Back in school he took the time to teach himself the basics of Ancient Runes and Hermione was more than willing to help him study for that. Of course she had no clue that he went far beyond what the school taught. Using his finger, he started to trace runes in the air, each one of them representing an element that would flare with energy and vanish after being drawn.

The very air around him started to hum with powerful magic, but his wards held perfectly. Grinning, he conjured a bowl of warm water and stuck his hands into it. The magic around him flashed into a ball of pure magic and suddenly collapsed backwards right into his body.

Gritting his teeth, he ignored the pain as the ritual started to do what he wanted. He could feel his core altering just slightly and his body filled with power. Sweat glistened on his body as his muscles started to define themselves and strengthen. His eyes flared and started to glow a bright green. By accepting a side effect like that and adding it into the ritual, it made sure something random didn't happen.

Rising gracefully to his feet he looked at the ceiling of the chamber, opened his mouth, and said "Aaarach!"

Magic exploded out of him in a wave of force traveling faster than light as it passed through the walls and crossed the country in under a second. No one would noticed the wave of magic unless they were looking for it. In the Ministry certain employees were hiding under their desks as an alarm went off. No one responded to it though, everyone was still suffering through the flatulence attack.

Deep in the Riddle Forest a little snake head popped out of a bush as the magic wave crossed over. A few seconds later a six foot long snake rose out of the bush with a pair of wings on its back. Its eyes lit up with a green glow that matched Harry's eyes and it vanished with a pop.

Reappearing in front of Harry a few seconds later. "Master." It hissed.

"None of that Master, crap." Harry said in parsletounge.

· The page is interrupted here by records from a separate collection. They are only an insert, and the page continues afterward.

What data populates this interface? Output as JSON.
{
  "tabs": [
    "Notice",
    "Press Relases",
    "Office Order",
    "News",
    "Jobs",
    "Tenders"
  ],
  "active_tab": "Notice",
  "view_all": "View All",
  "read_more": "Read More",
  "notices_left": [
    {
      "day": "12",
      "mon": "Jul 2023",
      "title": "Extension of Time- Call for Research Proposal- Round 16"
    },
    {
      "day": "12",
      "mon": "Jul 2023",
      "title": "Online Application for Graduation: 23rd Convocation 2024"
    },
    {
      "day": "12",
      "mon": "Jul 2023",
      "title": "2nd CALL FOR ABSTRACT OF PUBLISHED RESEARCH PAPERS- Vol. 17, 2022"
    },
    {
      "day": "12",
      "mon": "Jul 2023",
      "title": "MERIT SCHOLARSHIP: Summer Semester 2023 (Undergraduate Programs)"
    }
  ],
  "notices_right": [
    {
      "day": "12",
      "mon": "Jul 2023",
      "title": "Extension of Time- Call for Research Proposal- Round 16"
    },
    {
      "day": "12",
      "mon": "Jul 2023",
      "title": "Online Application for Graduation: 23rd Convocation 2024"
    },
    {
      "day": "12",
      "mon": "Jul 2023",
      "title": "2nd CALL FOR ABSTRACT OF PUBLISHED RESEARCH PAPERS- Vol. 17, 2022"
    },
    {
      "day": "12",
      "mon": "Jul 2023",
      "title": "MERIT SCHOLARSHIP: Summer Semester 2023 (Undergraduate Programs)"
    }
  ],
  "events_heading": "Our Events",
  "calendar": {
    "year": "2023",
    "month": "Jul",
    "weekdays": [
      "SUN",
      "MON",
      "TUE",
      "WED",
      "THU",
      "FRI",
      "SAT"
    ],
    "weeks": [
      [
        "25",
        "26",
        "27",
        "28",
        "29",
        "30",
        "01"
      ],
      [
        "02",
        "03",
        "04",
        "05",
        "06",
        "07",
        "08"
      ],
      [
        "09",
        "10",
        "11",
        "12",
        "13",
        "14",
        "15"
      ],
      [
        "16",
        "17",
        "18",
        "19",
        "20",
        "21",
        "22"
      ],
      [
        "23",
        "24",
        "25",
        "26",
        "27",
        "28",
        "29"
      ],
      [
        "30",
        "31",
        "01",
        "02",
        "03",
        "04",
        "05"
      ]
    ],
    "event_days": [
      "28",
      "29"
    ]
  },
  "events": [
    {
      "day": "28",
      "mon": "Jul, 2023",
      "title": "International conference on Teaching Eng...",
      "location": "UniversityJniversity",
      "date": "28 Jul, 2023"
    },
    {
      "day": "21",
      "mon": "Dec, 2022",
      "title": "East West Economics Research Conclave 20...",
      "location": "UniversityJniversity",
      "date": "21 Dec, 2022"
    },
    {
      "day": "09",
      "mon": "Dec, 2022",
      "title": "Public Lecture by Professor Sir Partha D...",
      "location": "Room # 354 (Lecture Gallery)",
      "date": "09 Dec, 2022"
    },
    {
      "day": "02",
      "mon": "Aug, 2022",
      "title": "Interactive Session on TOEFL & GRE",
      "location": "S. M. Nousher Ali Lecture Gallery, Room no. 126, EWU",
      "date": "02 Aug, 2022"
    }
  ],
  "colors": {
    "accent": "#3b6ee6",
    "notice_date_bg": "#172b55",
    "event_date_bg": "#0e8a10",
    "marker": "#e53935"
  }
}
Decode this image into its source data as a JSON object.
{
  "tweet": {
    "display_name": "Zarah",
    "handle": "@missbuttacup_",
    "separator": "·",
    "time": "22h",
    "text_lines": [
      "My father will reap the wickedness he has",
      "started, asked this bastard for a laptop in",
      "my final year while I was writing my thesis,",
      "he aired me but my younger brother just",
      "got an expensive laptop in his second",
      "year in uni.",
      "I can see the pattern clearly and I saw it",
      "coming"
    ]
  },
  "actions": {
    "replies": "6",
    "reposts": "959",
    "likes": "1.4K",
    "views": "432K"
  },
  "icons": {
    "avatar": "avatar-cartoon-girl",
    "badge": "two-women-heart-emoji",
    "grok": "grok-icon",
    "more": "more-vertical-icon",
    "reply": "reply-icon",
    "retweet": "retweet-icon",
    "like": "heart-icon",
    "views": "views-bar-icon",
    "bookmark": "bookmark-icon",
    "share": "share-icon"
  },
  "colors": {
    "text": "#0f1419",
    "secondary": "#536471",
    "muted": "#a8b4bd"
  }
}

The snake gave him a weird look. "…"

"Exactly, call me Harry. I've got a little job for you if your up for it."

"Of course…Harry."

Harry grinned. It was so nice to hear a snake call him by name. "Now your unique talents are perfect for this little project. Oh, and what's your name?"

"Quint." The snake hissed.

"Excellent Quint, Now here's what I want you to do." Harry started explaining and it wall all the snake could do not to fall out of the air.

Eyes twinkling, Harry waved as the snake flew off, before walking to the kitchen whistling a little tune. He took a few minutes to drink down a butterbeer, freshly 'borrowed' from a local store, and headed for the potions lab. After his ritual he knew he would need a pain potion within a few hours.

oooooooooo

Harry appeared, his green hooded robe fluttering around him, ominously. A large amount of wind flowed around his body, swirling through out the entire room. Sending everything in sight flying into the air, and this of course caused quite a mess inside the first floor of the Daily Prophet building. Desks were stuck high up in the walls, chairs were hanging from the ceiling, and he'd somehow turned every bit of loose paper in the room into a giant ball of wet soggy paper.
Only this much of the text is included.